Re: Terminating an Application ?
Re: Terminating an Application ?
- Subject: Re: Terminating an Application ?
- From: Chris Ridd <email@hidden>
- Date: Tue, 05 Nov 2002 07:07:03 +0000
On 5/11/02 3:31 am, Brian Webster <email@hidden> wrote:
>
On Monday, November 4, 2002, at 06:26 PM,
>
email@hidden wrote:
>
>
> My question is, are there any hidden problems associated with
>
> terminating an
>
> OS X app in this fashion ?
>
>
Terminating an application using kill will mean that that application
>
won't have any chance to perform cleanup that it normally does on quit,
That is not true. The Unix kill() function simply delivers a signal
asynchronously to the process; how the process reacts to it depends on the
signal it is being sent and what signal handlers that process has set up.
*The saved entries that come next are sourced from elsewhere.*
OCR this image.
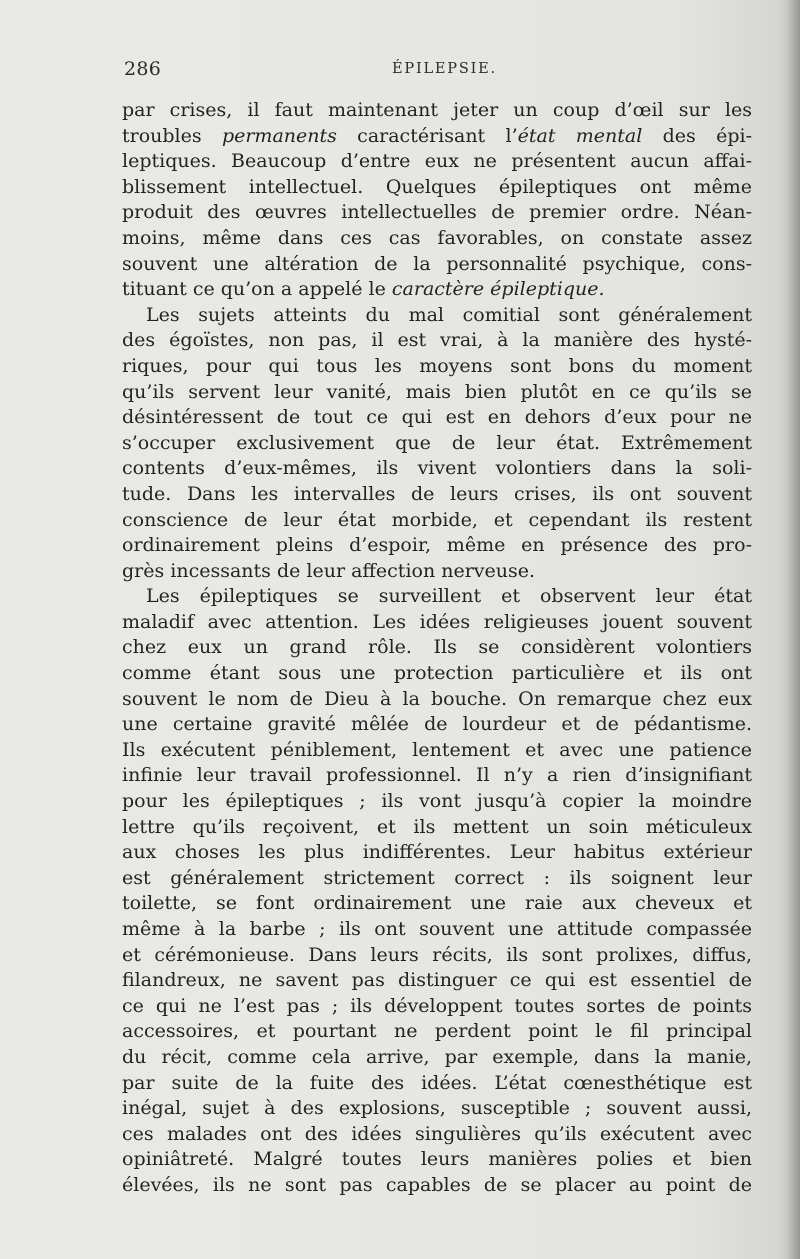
286	ÉPILEPSIE.
par crises, il faut maintenant jeter un coup d’œil sur les
troubles permanents caractérisant l’état mental des épi-
leptiques. Beaucoup d’entre eux ne présentent aucun affai-
blissement intellectuel. Quelques épileptiques ont même
produit des œuvres intellectuelles de premier ordre. Néan-
moins, même dans ces cas favorables, on constate assez
souvent une altération de la personnalité psychique, cons-
tituant ce qu’on a appelé le caractère épileptique.
Les sujets atteints du mal comitial sont généralement
des égoïstes, non pas, il est vrai, à la manière des hysté-
riques, pour qui tous les moyens sont bons du moment
qu’ils servent leur vanité, mais bien plutôt en ce qu’ils se
désintéressent de tout ce qui est en dehors d’eux pour ne
s’occuper exclusivement que de leur état. Extrêmement
contents d’eux-mêmes, ils vivent volontiers dans la soli-
tude. Dans les intervalles de leurs crises, ils ont souvent
conscience de leur état morbide, et cependant ils restent
ordinairement pleins d’espoir, même en présence des pro-
grès incessants de leur affection nerveuse.
Les épileptiques se surveillent et observent leur état
maladif avec attention. Les idées religieuses jouent souvent
chez eux un grand rôle. Ils se considèrent volontiers
comme étant sous une protection particulière et ils ont
souvent le nom de Dieu à la bouche. On remarque chez eux
une certaine gravité mêlée de lourdeur et de pédantisme.
Ils exécutent péniblement, lentement et avec une patience
infinie leur travail professionnel. Il n’y a rien d’insignifiant
pour les épileptiques ; ils vont jusqu’à copier la moindre
lettre qu’ils reçoivent, et ils mettent un soin méticuleux
aux choses les plus indifférentes. Leur habitus extérieur
est généralement strictement correct : ils soignent leur
toilette, se font ordinairement une raie aux cheveux et
même à la barbe ; ils ont souvent une attitude compassée
et cérémonieuse. Dans leurs récits, ils sont prolixes, diffus,
filandreux, ne savent pas distinguer ce qui est essentiel de
ce qui ne l’est pas ; ils développent toutes sortes de points
accessoires, et pourtant ne perdent point le fil principal
du récit, comme cela arrive, par exemple, dans la manie,
par suite de la fuite des idées. L’état cœnesthétique est
inégal, sujet à des explosions, susceptible ; souvent aussi,
ces malades ont des idées singulières qu’ils exécutent avec
opiniâtreté. Malgré toutes leurs manières polies et bien
élevées, ils ne sont pas capables de se placer au point de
In particular, sending SIGTERM like Alec was doing is the correct way to
tell a process to stop cleanly. (Processes can catch this signal and exit
cleanly.)
Sending SIGKILL will basically shoot the process in the head and give the
poor user experience that you ascribed to all uses of kill() :-)
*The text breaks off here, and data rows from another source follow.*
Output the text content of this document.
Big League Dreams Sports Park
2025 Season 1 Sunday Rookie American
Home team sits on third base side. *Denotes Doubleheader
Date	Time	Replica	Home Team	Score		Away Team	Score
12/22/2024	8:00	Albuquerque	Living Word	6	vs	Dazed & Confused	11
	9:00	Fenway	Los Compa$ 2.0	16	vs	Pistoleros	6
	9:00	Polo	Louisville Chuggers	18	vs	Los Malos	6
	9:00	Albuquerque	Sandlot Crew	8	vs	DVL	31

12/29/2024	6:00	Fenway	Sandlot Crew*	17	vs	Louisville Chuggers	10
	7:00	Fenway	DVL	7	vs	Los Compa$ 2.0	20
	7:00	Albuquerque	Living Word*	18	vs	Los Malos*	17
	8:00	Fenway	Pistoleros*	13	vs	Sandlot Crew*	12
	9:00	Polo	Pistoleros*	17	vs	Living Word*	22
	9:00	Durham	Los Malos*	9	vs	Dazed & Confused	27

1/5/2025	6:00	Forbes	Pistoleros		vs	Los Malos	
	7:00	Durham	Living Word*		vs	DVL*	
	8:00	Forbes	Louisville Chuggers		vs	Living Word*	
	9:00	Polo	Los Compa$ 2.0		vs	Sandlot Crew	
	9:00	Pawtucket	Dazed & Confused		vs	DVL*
See the manual pages for kill and signal for more info.
Your posted Applescript snippet might still be the safest way of stopping
GUI apps. I have no idea if Carbon apps typically catch signals or not, or
if Cocoa sets up default signal handlers to handle SIGTERM gracefully or
not.
Given the crappiness of current versions of popular Carbonized apps
(Macromedia apps use lots of CPU while idle, and sit in tight loops when
doing network I/O.) I suspect few set up signal handlers at all.